Helping Hands is part of an interfaith initiative, Bonim B’Yachad: Building Together in Union Beach, cosponsored by the Greater MetroWest federation and Gateway Church of Christ in Holmdel, its “on the ground partner” on various projects in Union Beach since December.

The Bonim B’Yachad project received substantial funding from Jewish Federations of North America through its Hurricane Sandy Relief Fund.

The idea to have the Israelis join their American counterparts came from Amir Shacham, the federation’s associate executive vice president in Israel.

“When Amir learned about all the calls people in Israel were making to New Jersey after Sandy he thought: Wouldn’t it be great to do something with American Jews,” said Soffin on Aug. 15. “Israelis are used to having Americans worrying about them and coming to help them. Here the Israelis were worrying about us.”

Israelis came from the regions of Ofakim and Merchavim, Kibbutz Erez, and Arad, which are linked to the federation through the Partnership 2Together twinning program.

Overseen by the Jewish Agency for Israel, partnership projects foster a sense of peoplehood, said JAFI North American director of communications Tali Aronsky.
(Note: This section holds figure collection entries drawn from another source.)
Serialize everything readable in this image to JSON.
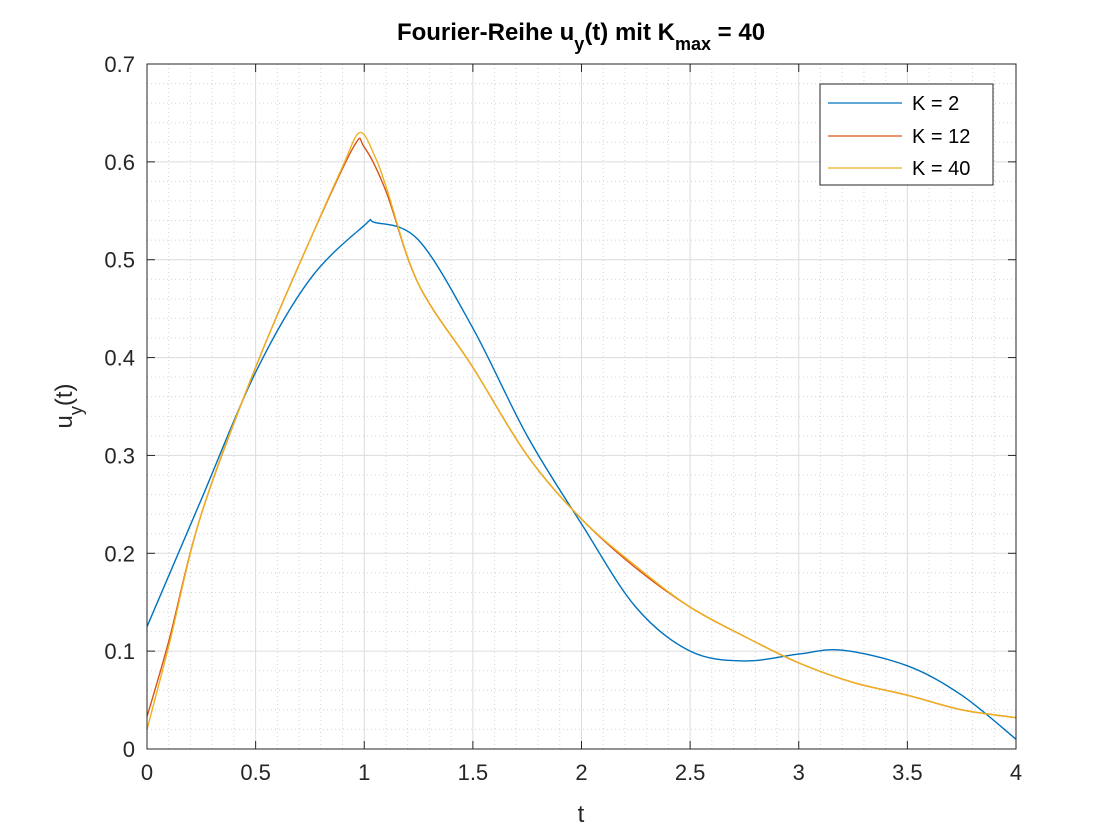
{
  "chart_data": {
    "type": "line",
    "title": {
      "prefix": "Fourier-Reihe u",
      "prefix_sub": "y",
      "middle": "(t) mit K",
      "middle_sub": "max",
      "suffix": " = 40"
    },
    "xlabel": "t",
    "ylabel": {
      "main": "u",
      "sub": "y",
      "tail": "(t)"
    },
    "xlim": [
      0,
      4
    ],
    "ylim": [
      0,
      0.7
    ],
    "xticks": [
      0,
      0.5,
      1,
      1.5,
      2,
      2.5,
      3,
      3.5,
      4
    ],
    "xtick_labels": [
      "0",
      "0.5",
      "1",
      "1.5",
      "2",
      "2.5",
      "3",
      "3.5",
      "4"
    ],
    "yticks": [
      0,
      0.1,
      0.2,
      0.3,
      0.4,
      0.5,
      0.6,
      0.7
    ],
    "ytick_labels": [
      "0",
      "0.1",
      "0.2",
      "0.3",
      "0.4",
      "0.5",
      "0.6",
      "0.7"
    ],
    "grid": true,
    "minor_grid": true,
    "legend_position": "top-right",
    "series": [
      {
        "name": "K = 2",
        "color": "#0072BD",
        "x": [
          0,
          0.25,
          0.5,
          0.75,
          1,
          1.05,
          1.25,
          1.5,
          1.75,
          2,
          2.25,
          2.5,
          2.75,
          3,
          3.2,
          3.5,
          3.75,
          4
        ],
        "y": [
          0.125,
          0.255,
          0.385,
          0.48,
          0.535,
          0.538,
          0.52,
          0.43,
          0.32,
          0.23,
          0.145,
          0.1,
          0.09,
          0.097,
          0.101,
          0.085,
          0.055,
          0.01
        ]
      },
      {
        "name": "K = 12",
        "color": "#D95319",
        "x": [
          0,
          0.1,
          0.25,
          0.5,
          0.75,
          0.95,
          1,
          1.1,
          1.25,
          1.5,
          1.75,
          2,
          2.25,
          2.5,
          2.75,
          3,
          3.25,
          3.5,
          3.75,
          4
        ],
        "y": [
          0.033,
          0.11,
          0.24,
          0.39,
          0.52,
          0.615,
          0.615,
          0.57,
          0.475,
          0.39,
          0.3,
          0.235,
          0.185,
          0.145,
          0.115,
          0.088,
          0.068,
          0.055,
          0.04,
          0.032
        ]
      },
      {
        "name": "K = 40",
        "color": "#EDB120",
        "x": [
          0,
          0.1,
          0.25,
          0.5,
          0.75,
          0.9,
          0.98,
          1.05,
          1.1,
          1.25,
          1.5,
          1.75,
          2,
          2.25,
          2.5,
          2.75,
          3,
          3.25,
          3.5,
          3.75,
          4
        ],
        "y": [
          0.02,
          0.105,
          0.24,
          0.39,
          0.52,
          0.595,
          0.63,
          0.605,
          0.575,
          0.475,
          0.39,
          0.3,
          0.235,
          0.187,
          0.145,
          0.115,
          0.088,
          0.068,
          0.055,
          0.04,
          0.032
        ]
      }
    ]
  }
}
“We have Diaspora Jews and Israeli Jews building a real relationship and really getting to know each other on a project such as this,” she said.
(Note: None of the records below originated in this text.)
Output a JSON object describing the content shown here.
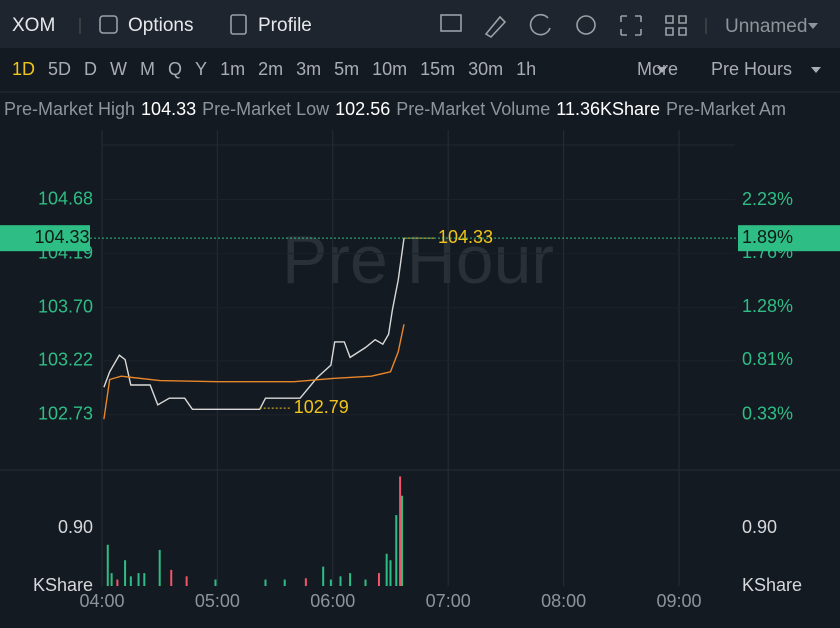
{
  "toolbar": {
    "symbol": "XOM",
    "options": "Options",
    "profile": "Profile",
    "layout": "Unnamed"
  },
  "periods": [
    "1D",
    "5D",
    "D",
    "W",
    "M",
    "Q",
    "Y",
    "1m",
    "2m",
    "3m",
    "5m",
    "10m",
    "15m",
    "30m",
    "1h"
  ],
  "more": "More",
  "session": "Pre Hours",
  "stats": [
    {
      "label": "Pre-Market High",
      "value": 104.33
    },
    {
      "label": "Pre-Market Low",
      "value": 102.56
    },
    {
      "label": "Pre-Market Volume",
      "value": "11.36KShare"
    },
    {
      "label": "Pre-Market Am"
    }
  ],
  "chart": {
    "type": "line",
    "watermark": "Pre Hour",
    "xlim": [
      "04:00",
      "09:29"
    ],
    "xticks": [
      "04:00",
      "05:00",
      "06:00",
      "07:00",
      "08:00",
      "09:00"
    ],
    "ylim": [
      102.23,
      105.31
    ],
    "yticks": [
      104.68,
      104.19,
      {
        "value": 103.7,
        "label": "103.70"
      },
      103.22,
      102.73
    ],
    "y2lim": [
      -0.16,
      2.85
    ],
    "y2ticks": [
      {
        "value": 2.23,
        "label": "2.23%"
      },
      {
        "value": 1.76,
        "label": "1.76%"
      },
      {
        "value": 1.28,
        "label": "1.28%"
      },
      {
        "value": 0.81,
        "label": "0.81%"
      },
      {
        "value": 0.33,
        "label": "0.33%"
      }
    ],
    "series": [
      {
        "color": "#d9d9d9",
        "x": [
          "04:01",
          "04:04",
          "04:09",
          "04:12",
          "04:15",
          "04:25",
          "04:29",
          "04:35",
          "04:43",
          "04:47",
          "05:22",
          "05:25",
          "05:43",
          "05:52",
          "05:59",
          "06:01",
          "06:06",
          "06:09",
          "06:17",
          "06:22",
          "06:26",
          "06:29",
          "06:31",
          "06:34",
          "06:37"
        ],
        "values": [
          102.98,
          103.12,
          103.27,
          103.23,
          103.0,
          103.0,
          102.82,
          102.88,
          102.88,
          102.78,
          102.78,
          102.88,
          102.88,
          103.07,
          103.18,
          103.39,
          103.39,
          103.25,
          103.34,
          103.41,
          103.37,
          103.46,
          103.68,
          103.95,
          104.33
        ]
      },
      {
        "color": "#e8862a",
        "x": [
          "04:01",
          "04:04",
          "04:10",
          "04:30",
          "05:00",
          "05:40",
          "06:00",
          "06:20",
          "06:30",
          "06:34",
          "06:37"
        ],
        "values": [
          102.69,
          103.05,
          103.08,
          103.04,
          103.03,
          103.03,
          103.06,
          103.08,
          103.12,
          103.3,
          103.55
        ]
      }
    ],
    "last_price": 104.33,
    "last_change": {
      "value": 1.89,
      "label": "1.89%"
    },
    "annotations": [
      {
        "x": "06:37",
        "value": 104.33
      },
      {
        "x": "05:22",
        "value": 102.79
      }
    ]
  },
  "volume": {
    "type": "bar",
    "unit": "KShare",
    "ylim": [
      0,
      1.8
    ],
    "yticks": [
      {
        "value": 0.9,
        "label": "0.90"
      }
    ],
    "x": [
      "04:03",
      "04:05",
      "04:08",
      "04:12",
      "04:15",
      "04:19",
      "04:22",
      "04:30",
      "04:36",
      "04:44",
      "04:59",
      "05:25",
      "05:35",
      "05:46",
      "05:55",
      "05:59",
      "06:04",
      "06:09",
      "06:17",
      "06:24",
      "06:28",
      "06:30",
      "06:33",
      "06:35",
      "06:36"
    ],
    "values": [
      0.64,
      0.2,
      0.1,
      0.4,
      0.15,
      0.2,
      0.2,
      0.56,
      0.25,
      0.15,
      0.1,
      0.1,
      0.1,
      0.12,
      0.3,
      0.1,
      0.15,
      0.2,
      0.1,
      0.2,
      0.5,
      0.4,
      1.1,
      1.7,
      1.4
    ],
    "colors": [
      "#2ebd85",
      "#2ebd85",
      "#f0556a",
      "#2ebd85",
      "#2ebd85",
      "#2ebd85",
      "#2ebd85",
      "#2ebd85",
      "#f0556a",
      "#f0556a",
      "#2ebd85",
      "#2ebd85",
      "#2ebd85",
      "#f0556a",
      "#2ebd85",
      "#2ebd85",
      "#2ebd85",
      "#2ebd85",
      "#2ebd85",
      "#f0556a",
      "#2ebd85",
      "#2ebd85",
      "#2ebd85",
      "#f0556a",
      "#2ebd85"
    ]
  }
}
The Dock Street home, like so many others in the neighborhood abutting Raritan Bay, was so heavily damaged it could not be salvaged. On a street where some of the homes still stood empty and waiting to be demolished, Cyndi Dalton and her family anticipate moving back home in the near future.
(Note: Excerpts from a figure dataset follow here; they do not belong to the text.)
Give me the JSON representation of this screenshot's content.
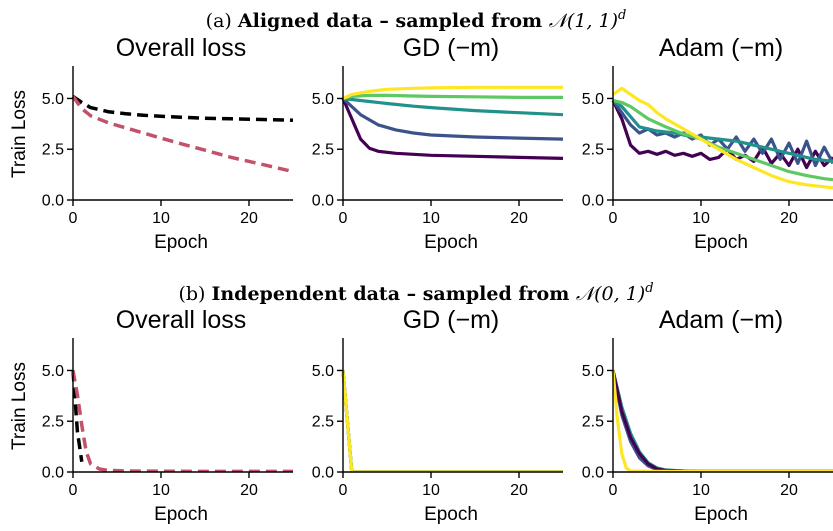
{
  "figure": {
    "sections": [
      {
        "prefix": "(a) ",
        "bold": "Aligned data – sampled from ",
        "math": "𝒩(1, 1)",
        "sup": "d"
      },
      {
        "prefix": "(b) ",
        "bold": "Independent data – sampled from ",
        "math": "𝒩(0, 1)",
        "sup": "d"
      }
    ],
    "colors": {
      "viridis": [
        "#440154",
        "#3b528b",
        "#21918c",
        "#5ec962",
        "#fde725"
      ],
      "black": "#000000",
      "rose": "#c1526a"
    }
  },
  "chart_data": [
    {
      "type": "line",
      "section": 0,
      "title": "Overall loss",
      "xlabel": "Epoch",
      "ylabel": "Train Loss",
      "xlim": [
        0,
        25
      ],
      "ylim": [
        0,
        6.5
      ],
      "xticks": [
        0,
        10,
        20
      ],
      "yticks": [
        0.0,
        2.5,
        5.0
      ],
      "series": [
        {
          "color": "#000000",
          "dash": true,
          "x": [
            0,
            1,
            2,
            4,
            6,
            8,
            10,
            12,
            15,
            18,
            21,
            25
          ],
          "y": [
            5.1,
            4.8,
            4.55,
            4.35,
            4.25,
            4.17,
            4.12,
            4.08,
            4.03,
            4.0,
            3.97,
            3.93
          ]
        },
        {
          "color": "#c1526a",
          "dash": true,
          "x": [
            0,
            1,
            2,
            4,
            6,
            8,
            10,
            12,
            15,
            18,
            21,
            25
          ],
          "y": [
            5.1,
            4.5,
            4.15,
            3.8,
            3.55,
            3.3,
            3.05,
            2.8,
            2.45,
            2.1,
            1.8,
            1.4
          ]
        }
      ]
    },
    {
      "type": "line",
      "section": 0,
      "title": "GD (−m)",
      "xlabel": "Epoch",
      "ylabel": "",
      "xlim": [
        0,
        25
      ],
      "ylim": [
        0,
        6.5
      ],
      "xticks": [
        0,
        10,
        20
      ],
      "yticks": [
        0.0,
        2.5,
        5.0
      ],
      "series": [
        {
          "color": "#440154",
          "dash": false,
          "x": [
            0,
            1,
            2,
            3,
            4,
            6,
            8,
            10,
            15,
            20,
            25
          ],
          "y": [
            5.0,
            4.0,
            3.0,
            2.55,
            2.4,
            2.3,
            2.25,
            2.2,
            2.15,
            2.1,
            2.05
          ]
        },
        {
          "color": "#3b528b",
          "dash": false,
          "x": [
            0,
            1,
            2,
            4,
            6,
            8,
            10,
            15,
            20,
            25
          ],
          "y": [
            5.0,
            4.6,
            4.2,
            3.7,
            3.45,
            3.3,
            3.2,
            3.1,
            3.05,
            3.0
          ]
        },
        {
          "color": "#21918c",
          "dash": false,
          "x": [
            0,
            1,
            3,
            5,
            8,
            10,
            15,
            20,
            25
          ],
          "y": [
            5.0,
            4.95,
            4.85,
            4.75,
            4.62,
            4.55,
            4.4,
            4.3,
            4.2
          ]
        },
        {
          "color": "#5ec962",
          "dash": false,
          "x": [
            0,
            1,
            3,
            5,
            8,
            10,
            15,
            20,
            25
          ],
          "y": [
            5.0,
            5.1,
            5.15,
            5.15,
            5.12,
            5.1,
            5.08,
            5.05,
            5.05
          ]
        },
        {
          "color": "#fde725",
          "dash": false,
          "x": [
            0,
            1,
            3,
            5,
            8,
            10,
            15,
            20,
            25
          ],
          "y": [
            5.0,
            5.2,
            5.35,
            5.45,
            5.5,
            5.52,
            5.55,
            5.55,
            5.55
          ]
        }
      ]
    },
    {
      "type": "line",
      "section": 0,
      "title": "Adam (−m)",
      "xlabel": "Epoch",
      "ylabel": "",
      "xlim": [
        0,
        25
      ],
      "ylim": [
        0,
        6.5
      ],
      "xticks": [
        0,
        10,
        20
      ],
      "yticks": [
        0.0,
        2.5,
        5.0
      ],
      "series": [
        {
          "color": "#440154",
          "dash": false,
          "x": [
            0,
            1,
            2,
            3,
            4,
            5,
            6,
            7,
            8,
            9,
            10,
            11,
            12,
            13,
            14,
            15,
            16,
            17,
            18,
            19,
            20,
            21,
            22,
            23,
            24,
            25
          ],
          "y": [
            4.9,
            4.0,
            2.7,
            2.3,
            2.4,
            2.25,
            2.4,
            2.2,
            2.3,
            2.15,
            2.3,
            2.0,
            2.1,
            2.5,
            2.0,
            2.2,
            1.9,
            2.6,
            1.8,
            2.3,
            1.7,
            2.5,
            1.6,
            2.4,
            1.7,
            2.1
          ]
        },
        {
          "color": "#3b528b",
          "dash": false,
          "x": [
            0,
            1,
            2,
            3,
            4,
            5,
            6,
            7,
            8,
            9,
            10,
            11,
            12,
            13,
            14,
            15,
            16,
            17,
            18,
            19,
            20,
            21,
            22,
            23,
            24,
            25
          ],
          "y": [
            4.9,
            4.3,
            3.7,
            3.3,
            3.5,
            3.2,
            3.3,
            3.1,
            3.3,
            3.0,
            3.2,
            2.7,
            3.0,
            2.5,
            3.1,
            2.4,
            3.0,
            2.3,
            3.0,
            2.0,
            2.8,
            1.8,
            2.9,
            1.7,
            2.6,
            1.8
          ]
        },
        {
          "color": "#21918c",
          "dash": false,
          "x": [
            0,
            1,
            2,
            3,
            4,
            5,
            6,
            7,
            8,
            9,
            10,
            11,
            12,
            13,
            14,
            15,
            16,
            17,
            18,
            19,
            20,
            21,
            22,
            23,
            24,
            25
          ],
          "y": [
            4.9,
            4.6,
            4.1,
            3.6,
            3.5,
            3.4,
            3.35,
            3.3,
            3.2,
            3.15,
            3.1,
            3.05,
            3.0,
            2.95,
            2.9,
            2.8,
            2.7,
            2.6,
            2.5,
            2.4,
            2.3,
            2.2,
            2.1,
            2.0,
            1.95,
            1.9
          ]
        },
        {
          "color": "#5ec962",
          "dash": false,
          "x": [
            0,
            1,
            2,
            3,
            4,
            6,
            8,
            10,
            12,
            14,
            16,
            18,
            20,
            22,
            24,
            25
          ],
          "y": [
            4.9,
            4.8,
            4.6,
            4.3,
            4.0,
            3.6,
            3.25,
            3.0,
            2.6,
            2.3,
            2.0,
            1.7,
            1.4,
            1.2,
            1.05,
            1.0
          ]
        },
        {
          "color": "#fde725",
          "dash": false,
          "x": [
            0,
            1,
            2,
            3,
            4,
            5,
            6,
            8,
            10,
            12,
            14,
            16,
            18,
            20,
            22,
            24,
            25
          ],
          "y": [
            5.2,
            5.5,
            5.2,
            4.9,
            4.7,
            4.3,
            4.0,
            3.5,
            3.0,
            2.5,
            2.0,
            1.6,
            1.2,
            0.9,
            0.75,
            0.65,
            0.6
          ]
        }
      ]
    },
    {
      "type": "line",
      "section": 1,
      "title": "Overall loss",
      "xlabel": "Epoch",
      "ylabel": "Train Loss",
      "xlim": [
        0,
        25
      ],
      "ylim": [
        0,
        6.5
      ],
      "xticks": [
        0,
        10,
        20
      ],
      "yticks": [
        0.0,
        2.5,
        5.0
      ],
      "series": [
        {
          "color": "#000000",
          "dash": true,
          "x": [
            0,
            0.5,
            1
          ],
          "y": [
            5.0,
            2.0,
            0.5
          ]
        },
        {
          "color": "#c1526a",
          "dash": true,
          "x": [
            0,
            0.5,
            1,
            1.5,
            2,
            3,
            4,
            6,
            10,
            15,
            20,
            25
          ],
          "y": [
            5.0,
            3.8,
            2.3,
            1.0,
            0.4,
            0.15,
            0.08,
            0.05,
            0.04,
            0.03,
            0.03,
            0.03
          ]
        }
      ]
    },
    {
      "type": "line",
      "section": 1,
      "title": "GD (−m)",
      "xlabel": "Epoch",
      "ylabel": "",
      "xlim": [
        0,
        25
      ],
      "ylim": [
        0,
        6.5
      ],
      "xticks": [
        0,
        10,
        20
      ],
      "yticks": [
        0.0,
        2.5,
        5.0
      ],
      "series": [
        {
          "color": "#440154",
          "dash": false,
          "x": [
            0,
            1,
            2,
            5,
            10,
            15,
            20,
            25
          ],
          "y": [
            5.0,
            0.0,
            0.0,
            0.0,
            0.0,
            0.0,
            0.0,
            0.0
          ]
        },
        {
          "color": "#3b528b",
          "dash": false,
          "x": [
            0,
            1,
            2,
            5,
            10,
            15,
            20,
            25
          ],
          "y": [
            5.0,
            0.0,
            0.0,
            0.0,
            0.0,
            0.0,
            0.0,
            0.0
          ]
        },
        {
          "color": "#21918c",
          "dash": false,
          "x": [
            0,
            1,
            2,
            5,
            10,
            15,
            20,
            25
          ],
          "y": [
            5.0,
            0.0,
            0.0,
            0.0,
            0.0,
            0.0,
            0.0,
            0.0
          ]
        },
        {
          "color": "#5ec962",
          "dash": false,
          "x": [
            0,
            1,
            2,
            5,
            10,
            15,
            20,
            25
          ],
          "y": [
            5.0,
            0.0,
            0.0,
            0.0,
            0.0,
            0.0,
            0.0,
            0.0
          ]
        },
        {
          "color": "#fde725",
          "dash": false,
          "x": [
            0,
            1,
            2,
            5,
            10,
            15,
            20,
            25
          ],
          "y": [
            5.0,
            0.0,
            0.0,
            0.0,
            0.0,
            0.0,
            0.0,
            0.0
          ]
        }
      ]
    },
    {
      "type": "line",
      "section": 1,
      "title": "Adam (−m)",
      "xlabel": "Epoch",
      "ylabel": "",
      "xlim": [
        0,
        25
      ],
      "ylim": [
        0,
        6.5
      ],
      "xticks": [
        0,
        10,
        20
      ],
      "yticks": [
        0.0,
        2.5,
        5.0
      ],
      "series": [
        {
          "color": "#21918c",
          "dash": false,
          "x": [
            0,
            1,
            2,
            3,
            4,
            5,
            6,
            8,
            10,
            15,
            20,
            25
          ],
          "y": [
            5.0,
            3.2,
            1.9,
            1.0,
            0.45,
            0.2,
            0.1,
            0.05,
            0.03,
            0.03,
            0.03,
            0.03
          ]
        },
        {
          "color": "#5ec962",
          "dash": false,
          "x": [
            0,
            1,
            2,
            3,
            4,
            5,
            6,
            8,
            10,
            15,
            20,
            25
          ],
          "y": [
            5.0,
            3.0,
            1.6,
            0.8,
            0.35,
            0.15,
            0.08,
            0.04,
            0.03,
            0.03,
            0.03,
            0.03
          ]
        },
        {
          "color": "#3b528b",
          "dash": false,
          "x": [
            0,
            1,
            2,
            3,
            4,
            5,
            6,
            8,
            10,
            15,
            20,
            25
          ],
          "y": [
            5.0,
            2.8,
            1.5,
            0.7,
            0.3,
            0.12,
            0.06,
            0.04,
            0.03,
            0.03,
            0.03,
            0.03
          ]
        },
        {
          "color": "#440154",
          "dash": false,
          "x": [
            0,
            1,
            2,
            3,
            4,
            5,
            6,
            8,
            10,
            15,
            20,
            25
          ],
          "y": [
            5.0,
            3.0,
            1.7,
            0.9,
            0.4,
            0.15,
            0.08,
            0.05,
            0.03,
            0.03,
            0.03,
            0.03
          ]
        },
        {
          "color": "#fde725",
          "dash": false,
          "x": [
            0,
            0.5,
            1,
            1.5,
            2,
            5,
            10,
            15,
            20,
            25
          ],
          "y": [
            5.0,
            2.6,
            0.9,
            0.2,
            0.05,
            0.03,
            0.03,
            0.03,
            0.03,
            0.03
          ]
        }
      ]
    }
  ]
}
The family had been splitting its time between a niece’s house and a friend’s house, sleeping on the floor. More recently Dalton and her son began renting an apartment in Keansburg.

As the Israeli and American volunteers teamed up to work on ceilings, walls, and floors, the bonding was evident.

“This is my way of giving back,” said Lionel Geltman of Randolph, who previously accompanied Soffin to New Orleans twice after Hurricane Katrina. “What makes this time particularly exciting is that we are doing it with Israelis. A lot of us are practicing our Hebrew.”

Joining Geltman was his 27-year-old daughter, Suzanne, a school teacher in Randolph.

Tal Morag, who led the Israeli delegation, said that in addition to helping Americans, the project created “a living bridge and a connection” centered on such Jewish values as tikun olam, repairing the world. “I have never done anything like this before,” she said.

“These are an amazing group of people,” said Morag, who is from outside Ofakim. “They took time off of work. They paid for their flight to get here.”

Ambachew Reda of Ofakim came to Israel from Ethiopia at age 11 during Operation Solomon.

“Some of our strength comes from our ability to help others who need our help,” he said as Morag translated. “Every day I come here in the morning and I’m excited, and moved, and inspired.”

Shabi Moshe from the Merchavim area said he wanted to help “someone get their life back on track.”

“This is new hope, a new beginning, and it will become a nice house,” he said. “A lot of passion went into this house. I am just disappointed that I will not be here” when the work is completed.

During their tenure the volunteers completed the spackling, installed the sheet rock and doors, and almost finished the windows.

Federation supporters Eric Harvitt and Mickey Gottlieb, owners of the Landmark Company, are “rallying” their contacts in the real estate industry to finish the work on the house.

In a “blessing of the house” ceremony on Aug. 16 the volunteers got to meet Dalton as she walked through her home. Each volunteer also stood to recite their individual blessings, all of which will be compiled in a book to be presented to the family. A bracha was also made over a hallah supplied by Shaari Emeth.

Speaking during the ceremony were Greater MetroWest executive vice president/CEO Max Kleinman, Gateway church disaster response team director Cliff Gray, and Shaari Emeth Rabbi Melinda Panken.